Derrière la modestie apparente d’un documentaire familial qui n’a rien à nous vendre, Zaineb n’aime pas la neige est un film solaire, aussi enneigée soit la mutation qu’il capte. S’il est à son meilleur quand il veut se passer de filet, il se garde précieusement en revanche de troubler le contrat filmique qui lie la cinéaste avec ses personnages. De la séparation de la mère de Zaineb et de son conjoint, aucune scène n’est montrée. Éthique du documentaire : c’est la voix off de l’adolescente, ou les larmes de sa mère, qui remplissent les blancs. Dans un film qui inscrit la durée comme composante essentielle de son propos, les derniers plans se chargent du poids du toute l’histoire. On voit Zaineb, son petit frère, Wijdane et la maman en larmes devenir, le temps d’un visionnage des rushes, les premiers spectateurs de ce que sera Zaineb n’aime pas la neige. Entorse aux lois du documentaire ?
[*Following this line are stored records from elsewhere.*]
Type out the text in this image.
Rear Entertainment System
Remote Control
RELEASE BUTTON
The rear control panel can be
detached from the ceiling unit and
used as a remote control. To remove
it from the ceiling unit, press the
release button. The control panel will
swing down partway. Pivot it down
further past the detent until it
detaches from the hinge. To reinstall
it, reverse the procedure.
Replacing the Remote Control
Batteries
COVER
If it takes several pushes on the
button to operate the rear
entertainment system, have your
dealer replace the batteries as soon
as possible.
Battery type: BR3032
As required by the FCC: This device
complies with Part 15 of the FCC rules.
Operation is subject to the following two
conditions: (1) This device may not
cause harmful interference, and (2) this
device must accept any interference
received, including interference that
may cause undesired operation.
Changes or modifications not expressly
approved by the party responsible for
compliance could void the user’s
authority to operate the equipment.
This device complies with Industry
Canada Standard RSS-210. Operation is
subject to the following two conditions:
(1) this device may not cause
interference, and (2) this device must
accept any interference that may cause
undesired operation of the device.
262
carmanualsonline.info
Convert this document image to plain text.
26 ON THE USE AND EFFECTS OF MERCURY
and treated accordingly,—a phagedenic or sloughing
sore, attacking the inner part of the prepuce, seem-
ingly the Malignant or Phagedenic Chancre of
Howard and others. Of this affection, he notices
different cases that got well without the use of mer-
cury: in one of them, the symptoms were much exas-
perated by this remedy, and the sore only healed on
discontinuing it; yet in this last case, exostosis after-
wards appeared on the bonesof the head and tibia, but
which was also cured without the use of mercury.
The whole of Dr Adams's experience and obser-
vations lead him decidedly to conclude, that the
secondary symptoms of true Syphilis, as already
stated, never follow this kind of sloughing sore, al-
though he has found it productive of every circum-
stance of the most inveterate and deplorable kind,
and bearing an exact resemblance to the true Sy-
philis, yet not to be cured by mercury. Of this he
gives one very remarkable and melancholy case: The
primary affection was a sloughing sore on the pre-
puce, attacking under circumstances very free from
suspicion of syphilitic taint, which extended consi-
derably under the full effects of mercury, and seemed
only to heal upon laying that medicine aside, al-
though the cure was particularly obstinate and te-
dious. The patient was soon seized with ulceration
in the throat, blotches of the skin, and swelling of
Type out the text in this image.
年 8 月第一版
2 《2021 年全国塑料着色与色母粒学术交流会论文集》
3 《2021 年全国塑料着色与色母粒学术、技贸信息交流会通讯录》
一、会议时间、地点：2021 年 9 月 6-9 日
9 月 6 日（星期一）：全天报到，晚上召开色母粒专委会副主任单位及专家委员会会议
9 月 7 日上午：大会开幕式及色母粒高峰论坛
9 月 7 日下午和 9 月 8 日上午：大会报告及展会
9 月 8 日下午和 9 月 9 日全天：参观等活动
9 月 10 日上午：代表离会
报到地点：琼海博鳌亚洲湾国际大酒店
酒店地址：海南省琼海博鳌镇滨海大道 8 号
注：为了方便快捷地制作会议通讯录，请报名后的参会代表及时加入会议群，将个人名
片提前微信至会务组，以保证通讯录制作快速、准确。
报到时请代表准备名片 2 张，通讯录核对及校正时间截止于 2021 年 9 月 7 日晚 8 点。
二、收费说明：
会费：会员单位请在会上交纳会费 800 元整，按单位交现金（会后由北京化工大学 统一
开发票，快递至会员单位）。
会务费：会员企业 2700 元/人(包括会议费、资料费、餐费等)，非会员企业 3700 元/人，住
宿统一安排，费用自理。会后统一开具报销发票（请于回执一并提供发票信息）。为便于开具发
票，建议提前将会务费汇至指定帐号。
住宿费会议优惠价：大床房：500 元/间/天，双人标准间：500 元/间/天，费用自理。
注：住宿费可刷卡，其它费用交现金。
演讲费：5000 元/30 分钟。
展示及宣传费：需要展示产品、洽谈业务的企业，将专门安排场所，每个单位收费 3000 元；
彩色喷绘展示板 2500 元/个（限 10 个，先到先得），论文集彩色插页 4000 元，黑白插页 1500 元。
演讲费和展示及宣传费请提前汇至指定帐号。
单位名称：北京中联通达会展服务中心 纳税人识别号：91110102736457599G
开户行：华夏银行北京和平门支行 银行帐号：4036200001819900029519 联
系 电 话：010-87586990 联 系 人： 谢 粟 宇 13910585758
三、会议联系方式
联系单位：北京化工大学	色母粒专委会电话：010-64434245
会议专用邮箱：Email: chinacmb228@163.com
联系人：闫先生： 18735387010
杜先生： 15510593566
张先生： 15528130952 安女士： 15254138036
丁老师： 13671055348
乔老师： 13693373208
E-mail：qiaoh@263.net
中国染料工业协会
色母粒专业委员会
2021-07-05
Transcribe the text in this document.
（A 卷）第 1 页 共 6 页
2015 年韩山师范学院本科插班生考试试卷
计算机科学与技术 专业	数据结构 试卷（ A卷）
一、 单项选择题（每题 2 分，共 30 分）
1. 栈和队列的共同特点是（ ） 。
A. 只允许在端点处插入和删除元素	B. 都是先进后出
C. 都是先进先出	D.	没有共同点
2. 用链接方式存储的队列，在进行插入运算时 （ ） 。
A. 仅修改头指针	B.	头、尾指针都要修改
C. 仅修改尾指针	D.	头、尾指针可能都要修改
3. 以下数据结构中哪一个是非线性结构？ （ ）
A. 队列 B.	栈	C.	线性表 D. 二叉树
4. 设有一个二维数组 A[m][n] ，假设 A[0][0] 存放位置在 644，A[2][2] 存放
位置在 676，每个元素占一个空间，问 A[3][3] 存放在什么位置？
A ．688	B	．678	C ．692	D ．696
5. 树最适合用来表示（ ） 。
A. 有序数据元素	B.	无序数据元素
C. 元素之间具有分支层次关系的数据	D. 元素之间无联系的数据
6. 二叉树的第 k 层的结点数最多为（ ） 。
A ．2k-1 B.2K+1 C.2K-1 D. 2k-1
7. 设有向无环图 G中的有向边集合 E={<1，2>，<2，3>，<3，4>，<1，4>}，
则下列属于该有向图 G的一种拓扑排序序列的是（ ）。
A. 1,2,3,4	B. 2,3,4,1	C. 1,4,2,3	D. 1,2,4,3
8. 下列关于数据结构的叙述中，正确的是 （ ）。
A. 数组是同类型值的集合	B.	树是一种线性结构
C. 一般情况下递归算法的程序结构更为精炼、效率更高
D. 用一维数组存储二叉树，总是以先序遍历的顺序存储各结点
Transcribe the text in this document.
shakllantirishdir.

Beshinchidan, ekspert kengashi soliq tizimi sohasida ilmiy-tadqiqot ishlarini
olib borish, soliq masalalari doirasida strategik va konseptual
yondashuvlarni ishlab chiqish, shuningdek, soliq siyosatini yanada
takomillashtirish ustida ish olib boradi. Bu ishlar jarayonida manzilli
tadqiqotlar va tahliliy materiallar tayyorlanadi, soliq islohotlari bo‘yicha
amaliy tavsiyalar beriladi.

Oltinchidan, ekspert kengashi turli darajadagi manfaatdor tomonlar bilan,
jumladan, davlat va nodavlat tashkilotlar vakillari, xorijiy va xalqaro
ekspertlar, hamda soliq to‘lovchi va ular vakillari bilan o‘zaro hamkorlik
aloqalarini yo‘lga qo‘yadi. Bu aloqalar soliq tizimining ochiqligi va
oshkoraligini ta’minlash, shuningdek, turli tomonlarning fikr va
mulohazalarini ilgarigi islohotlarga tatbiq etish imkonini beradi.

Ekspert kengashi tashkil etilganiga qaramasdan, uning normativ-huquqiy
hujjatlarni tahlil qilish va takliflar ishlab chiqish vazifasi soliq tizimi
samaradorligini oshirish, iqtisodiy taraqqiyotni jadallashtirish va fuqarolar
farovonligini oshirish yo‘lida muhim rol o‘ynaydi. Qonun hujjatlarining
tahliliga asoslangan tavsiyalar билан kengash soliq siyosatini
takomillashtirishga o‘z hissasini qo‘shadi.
Plutôt jeux de miroirs, par écran interposé. Avec ce parti pris de mise en scène, tout se passe comme si Zaineb n’aime pas la neige tendait à ses personnages le miroir de leur propre histoire. Singulier, le procédé n’est pourtant pas nouveau. Mais l’usage qu’en fait Kaouther Ben Hania est payant. La mise en abyme suffit ici à apporter un concentré d’émotions, avec la confirmation qu’adolescente Zaineb n’aura plus de raison de ne pas aimer la neige. Et c’est là que l’histoire du film s’avoue prête à recevoir les fictions d’une page à tourner, même si sa mécanique un peu trop bien huilée laisse au point de vue une marge du manœuvre dans le réel. La subtilité de Zaineb n’aime pas la neige vient de là : aux yeux de l’enfant comme dans l’objectif de la caméra, tout est question de point de vue.